Akhirnya, aku menenangkan hati Shanti. Cinta yang memabukkan itu membuat kami lupa daratan, hingga kami melakukan hubungan yang dilarang.
Namun, karena lagi-lagi mata dan hati sudah tertutup oleh nafsu, kami pun tak menghiraukan bahwa dosa itu telah berulang kali kami lakukan.
Sampai pada waktu perpisahan itu terjadi. Aku dan enam mahasiswi lainnya harus pulang untuk melanjutkan studi, aku dan Shanti pun terpisah oleh jarak.
Tak menyangka jika hubungan terlarang yang kami lakukan telah berbenih sebuah janin di rahim Shanti. Pak Anwar pun mencariku ke kota, guna meminta pertanggungjawaban atas diri putrinya.
Tak lagi dapat mengelak, karena janin itu adalah buah cinta aku dan Shanti berdua. Pak Anwar tidak menuntut apapun selain tanggung jawabku.
Pernikahan itu pun berlangsung tanpa kehadiran ayah dan ibuku. Mereka terlalu kecewa untuk menerima pernikahan ini. Alasannya adalah aku tidak mampu memegang amanah yang diberikan mereka.
Aku salah, dan tidak ada niat untuk marah.
Aku memboyong Shanti ke kota untuk tinggal bersamaku. Usia muda dengan ego yang labil membuatku sering uring-uringan. Apalagi jika Shanti membatasi pergerakanku. Aku terbiasa kumpul dengan teman-teman, biasa berdiskusi di acara-acara BEM kampus, bahkan memegang jabatan penting di sana harus diributkan dengan permintaan Shanti yang tak ada habisnya.
Pertengkaran pun sering terjadi, sehingga Shanti pun mengadu ke bapaknya.
Akhirnya, bapak mertua memberikan solusi agar aku fokus menyelesaikan kuliah. Sedangkan Shanti di bawa serta pulang ke kampung.
Setelah menyelesaikan kuliah, aku pun pulang ke anak dan istri.
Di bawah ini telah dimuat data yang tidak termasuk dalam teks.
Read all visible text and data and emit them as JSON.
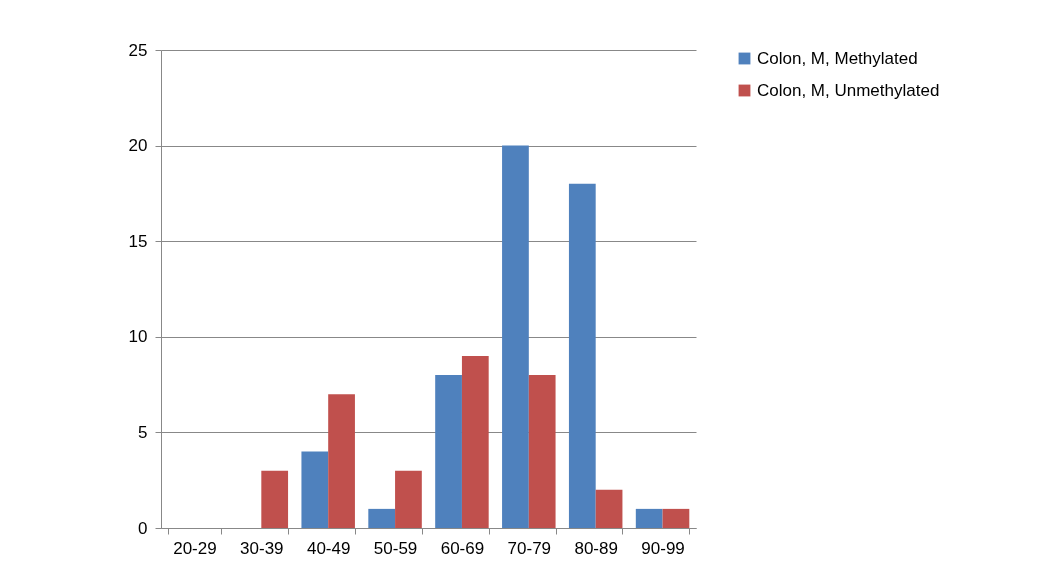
{
  "chart_data": {
    "type": "bar",
    "categories": [
      "20-29",
      "30-39",
      "40-49",
      "50-59",
      "60-69",
      "70-79",
      "80-89",
      "90-99"
    ],
    "series": [
      {
        "name": "Colon, M, Methylated",
        "color": "#4f81bd",
        "values": [
          0,
          0,
          4,
          1,
          8,
          20,
          18,
          1
        ]
      },
      {
        "name": "Colon, M, Unmethylated",
        "color": "#c0504d",
        "values": [
          0,
          3,
          7,
          3,
          9,
          8,
          2,
          1
        ]
      }
    ],
    "ylim": [
      0,
      25
    ],
    "yticks": [
      0,
      5,
      10,
      15,
      20,
      25
    ],
    "grid": "y",
    "legend": "right"
  }
}
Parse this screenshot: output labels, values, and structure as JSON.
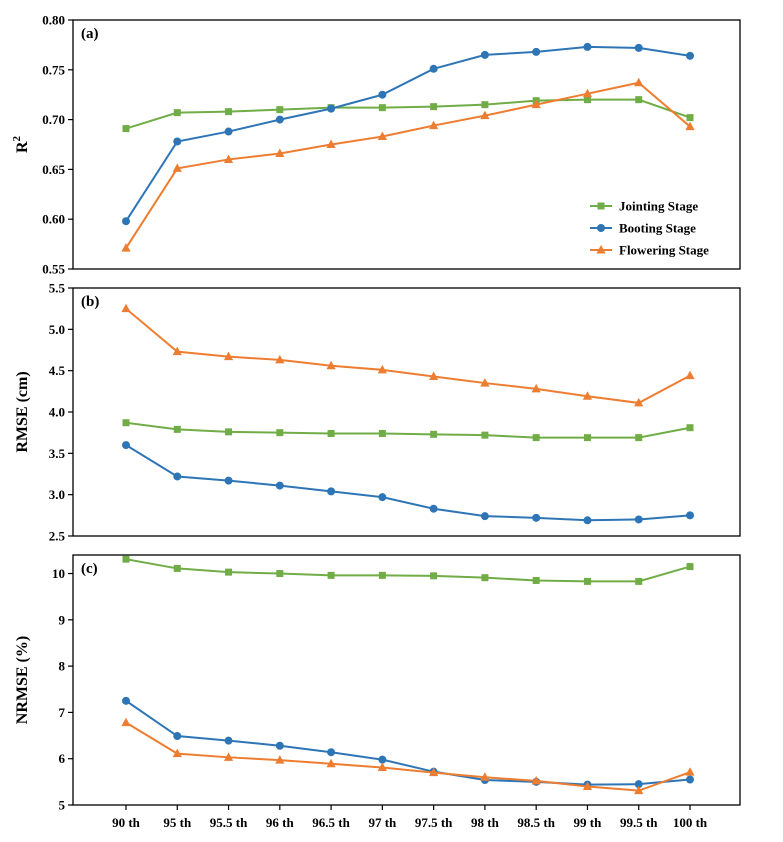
{
  "chart_data": {
    "type": "line",
    "categories": [
      "90 th",
      "95 th",
      "95.5 th",
      "96 th",
      "96.5 th",
      "97 th",
      "97.5 th",
      "98 th",
      "98.5 th",
      "99 th",
      "99.5 th",
      "100 th"
    ],
    "colors": {
      "Jointing Stage": "#70ad47",
      "Booting Stage": "#2e75b6",
      "Flowering Stage": "#ed7d31"
    },
    "legend": {
      "position": "lower-right",
      "entries": [
        "Jointing Stage",
        "Booting Stage",
        "Flowering Stage"
      ],
      "markers": [
        "square",
        "circle",
        "triangle"
      ]
    },
    "panels": [
      {
        "label": "(a)",
        "ylabel": "R",
        "ylabel_superscript": "2",
        "ylim": [
          0.55,
          0.8
        ],
        "yticks": [
          "0.55",
          "0.60",
          "0.65",
          "0.70",
          "0.75",
          "0.80"
        ],
        "series": [
          {
            "name": "Jointing Stage",
            "values": [
              0.691,
              0.707,
              0.708,
              0.71,
              0.712,
              0.712,
              0.713,
              0.715,
              0.719,
              0.72,
              0.72,
              0.702
            ]
          },
          {
            "name": "Booting Stage",
            "values": [
              0.598,
              0.678,
              0.688,
              0.7,
              0.711,
              0.725,
              0.751,
              0.765,
              0.768,
              0.773,
              0.772,
              0.764
            ]
          },
          {
            "name": "Flowering Stage",
            "values": [
              0.571,
              0.651,
              0.66,
              0.666,
              0.675,
              0.683,
              0.694,
              0.704,
              0.715,
              0.726,
              0.737,
              0.693
            ]
          }
        ]
      },
      {
        "label": "(b)",
        "ylabel": "RMSE (cm)",
        "ylim": [
          2.5,
          5.5
        ],
        "yticks": [
          "2.5",
          "3.0",
          "3.5",
          "4.0",
          "4.5",
          "5.0",
          "5.5"
        ],
        "series": [
          {
            "name": "Jointing Stage",
            "values": [
              3.87,
              3.79,
              3.76,
              3.75,
              3.74,
              3.74,
              3.73,
              3.72,
              3.69,
              3.69,
              3.69,
              3.81
            ]
          },
          {
            "name": "Booting Stage",
            "values": [
              3.6,
              3.22,
              3.17,
              3.11,
              3.04,
              2.97,
              2.83,
              2.74,
              2.72,
              2.69,
              2.7,
              2.75
            ]
          },
          {
            "name": "Flowering Stage",
            "values": [
              5.25,
              4.73,
              4.67,
              4.63,
              4.56,
              4.51,
              4.43,
              4.35,
              4.28,
              4.19,
              4.11,
              4.44
            ]
          }
        ]
      },
      {
        "label": "(c)",
        "ylabel": "NRMSE (%)",
        "ylim": [
          5,
          10.4
        ],
        "yticks": [
          "5",
          "6",
          "7",
          "8",
          "9",
          "10"
        ],
        "series": [
          {
            "name": "Jointing Stage",
            "values": [
              10.31,
              10.11,
              10.03,
              10.0,
              9.96,
              9.96,
              9.95,
              9.91,
              9.85,
              9.83,
              9.83,
              10.15
            ]
          },
          {
            "name": "Booting Stage",
            "values": [
              7.25,
              6.49,
              6.39,
              6.28,
              6.14,
              5.98,
              5.72,
              5.54,
              5.5,
              5.44,
              5.45,
              5.55
            ]
          },
          {
            "name": "Flowering Stage",
            "values": [
              6.78,
              6.11,
              6.03,
              5.97,
              5.89,
              5.81,
              5.7,
              5.6,
              5.52,
              5.4,
              5.31,
              5.71
            ]
          }
        ]
      }
    ]
  }
}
Berdiam di rumah mertua, sebab ayah dan ibuku masih belum menerima Shanti dan Fikri, putra kami.
Hingga beberapa tahun aku hanya bekerja sebagai tukang jaga toko. Untungnya toko milik mertua, tanpa harus bersusah payah mendirikannya.
Ijazahku tak berguna lagi, dan hanya menjadi penghuni lemari. Shanti tak mau jika aku bekerja jauh darinya. Hal itu yang membuatku tidak bisa berkembang.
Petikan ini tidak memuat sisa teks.